From triangle BAD, BD/sin(x) = AB/sin(45°) = AD/sin(y)

From triangle CAD, CD/sin(15°) = AC/sin(135°) = AD/sin(30°)

So dividing one by other, we get, sin(x)/sin(15°) = sin(y)/sin(30°)

==> sin(y)/sin(x) = sin(30°)/sin(15°) = 2sin(15°)cos(15°)/sin(15°) = 2*cos(15°)

Substituting for y from step (i):

sin(135 - x)/sin(x) = 2*cos(15)

{sin(135)*cos(x) - cos(135)*sin(x)}/sin(x) = 2*cos(15)

{sin(45)*cos(x) + sin(45)*sin(x)}/sin(x) = 2*cos(15) [applying supplementary and complementary angle relations]

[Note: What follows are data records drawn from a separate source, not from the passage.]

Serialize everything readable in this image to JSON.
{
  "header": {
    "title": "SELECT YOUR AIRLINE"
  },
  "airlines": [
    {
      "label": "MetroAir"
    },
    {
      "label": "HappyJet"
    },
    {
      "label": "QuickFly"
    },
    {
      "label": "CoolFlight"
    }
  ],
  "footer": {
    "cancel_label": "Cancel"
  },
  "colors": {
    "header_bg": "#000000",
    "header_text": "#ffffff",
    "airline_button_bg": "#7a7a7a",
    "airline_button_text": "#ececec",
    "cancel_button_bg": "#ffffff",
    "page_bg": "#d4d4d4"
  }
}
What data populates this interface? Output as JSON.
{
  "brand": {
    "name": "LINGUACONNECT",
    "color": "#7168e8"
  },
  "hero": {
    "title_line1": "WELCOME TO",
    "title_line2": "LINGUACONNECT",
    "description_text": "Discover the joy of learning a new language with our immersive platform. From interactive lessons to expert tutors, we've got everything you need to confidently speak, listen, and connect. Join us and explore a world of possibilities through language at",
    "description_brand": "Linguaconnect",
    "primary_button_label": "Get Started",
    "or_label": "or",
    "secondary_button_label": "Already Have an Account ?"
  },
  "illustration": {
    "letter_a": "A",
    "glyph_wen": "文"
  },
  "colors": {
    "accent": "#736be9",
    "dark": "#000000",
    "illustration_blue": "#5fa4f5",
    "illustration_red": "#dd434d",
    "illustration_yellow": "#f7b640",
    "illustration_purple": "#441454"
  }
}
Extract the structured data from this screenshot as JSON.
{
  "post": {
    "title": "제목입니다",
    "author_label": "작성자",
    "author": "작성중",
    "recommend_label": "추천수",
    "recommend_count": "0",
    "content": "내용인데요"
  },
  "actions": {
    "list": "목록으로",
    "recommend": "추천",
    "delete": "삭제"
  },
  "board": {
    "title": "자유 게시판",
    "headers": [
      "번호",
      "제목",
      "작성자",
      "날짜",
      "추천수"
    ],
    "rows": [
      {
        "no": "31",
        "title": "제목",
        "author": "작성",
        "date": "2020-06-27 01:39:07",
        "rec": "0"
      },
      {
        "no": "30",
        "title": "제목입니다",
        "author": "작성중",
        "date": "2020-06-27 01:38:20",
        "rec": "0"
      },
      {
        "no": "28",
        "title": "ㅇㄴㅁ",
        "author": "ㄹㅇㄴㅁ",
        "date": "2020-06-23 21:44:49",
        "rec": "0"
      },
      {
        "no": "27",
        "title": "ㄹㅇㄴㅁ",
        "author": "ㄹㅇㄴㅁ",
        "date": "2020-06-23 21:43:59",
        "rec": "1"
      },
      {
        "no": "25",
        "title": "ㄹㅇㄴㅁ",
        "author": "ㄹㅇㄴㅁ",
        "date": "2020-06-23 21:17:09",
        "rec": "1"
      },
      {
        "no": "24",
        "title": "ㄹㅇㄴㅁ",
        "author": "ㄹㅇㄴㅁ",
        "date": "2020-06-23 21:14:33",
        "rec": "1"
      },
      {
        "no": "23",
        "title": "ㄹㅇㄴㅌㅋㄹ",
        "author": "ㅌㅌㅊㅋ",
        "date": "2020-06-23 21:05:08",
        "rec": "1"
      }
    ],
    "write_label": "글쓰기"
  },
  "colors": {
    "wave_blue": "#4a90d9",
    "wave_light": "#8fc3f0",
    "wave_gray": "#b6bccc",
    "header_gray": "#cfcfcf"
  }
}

==> {cos(x) + sin(x)}/sin(x) = 2*cos(15)/sin(45) = 2*{(√3 + 1)/2√2}/(1/√2) = √3 + 1

==> cot(x) + 1 = √3 + 1

==> cot(x) = √3

So x, that is <BAD = 30 deg.

if you have more maths question use mathqu homework support app in app store this is the best app to get answers from live tutors who write step by step maths answers search for mathqu in app store

Answer: <BAD = 30°

Solution:

i) In triangle ADB, by angle sum property, <DBA + <BAD = 180° - 45° = 135°

==> <DBA = 135° - <BAD

[Let this be y = 135° - x for convenience; and we need to find x = ?]

ii) In triangle CAD, <C = 30° (Given); <CDA = 135° (By liner pair propery)

==> So <CAD = 15°

iii) By sine law of triangles,

From triangle BAD, BD/sin(x) = AB/sin(45°) = AD/sin(y)

From triangle CAD, CD/sin(15°) = AC/sin(135°) = AD/sin(30°)

So dividing one by other, we get, sin(x)/sin(15°) = sin(y)/sin(30°)

==> sin(y)/sin(x) = sin(30°)/sin(15°) = 2sin(15°)cos(15°)/sin(15°) = 2*cos(15°)

Substituting for y from step (i):

sin(135 - x)/sin(x) = 2*cos(15)

{sin(135)*cos(x) - cos(135)*sin(x)}/sin(x) = 2*cos(15)

{sin(45)*cos(x) + sin(45)*sin(x)}/sin(x) = 2*cos(15) [applying supplementary and complementary angle relations]

==> {cos(x) + sin(x)}/sin(x) = 2*cos(15)/sin(45) = 2*{(√3 + 1)/2√2}/(1/√2) = √3 + 1

==> cot(x) + 1 = √3 + 1

==> cot(x) = √3

So x, that is <BAD = 30 deg.

Note: This is my own original solution. Kindly be aware of one other member who regularly copies other solutions and present the same as of his/her own.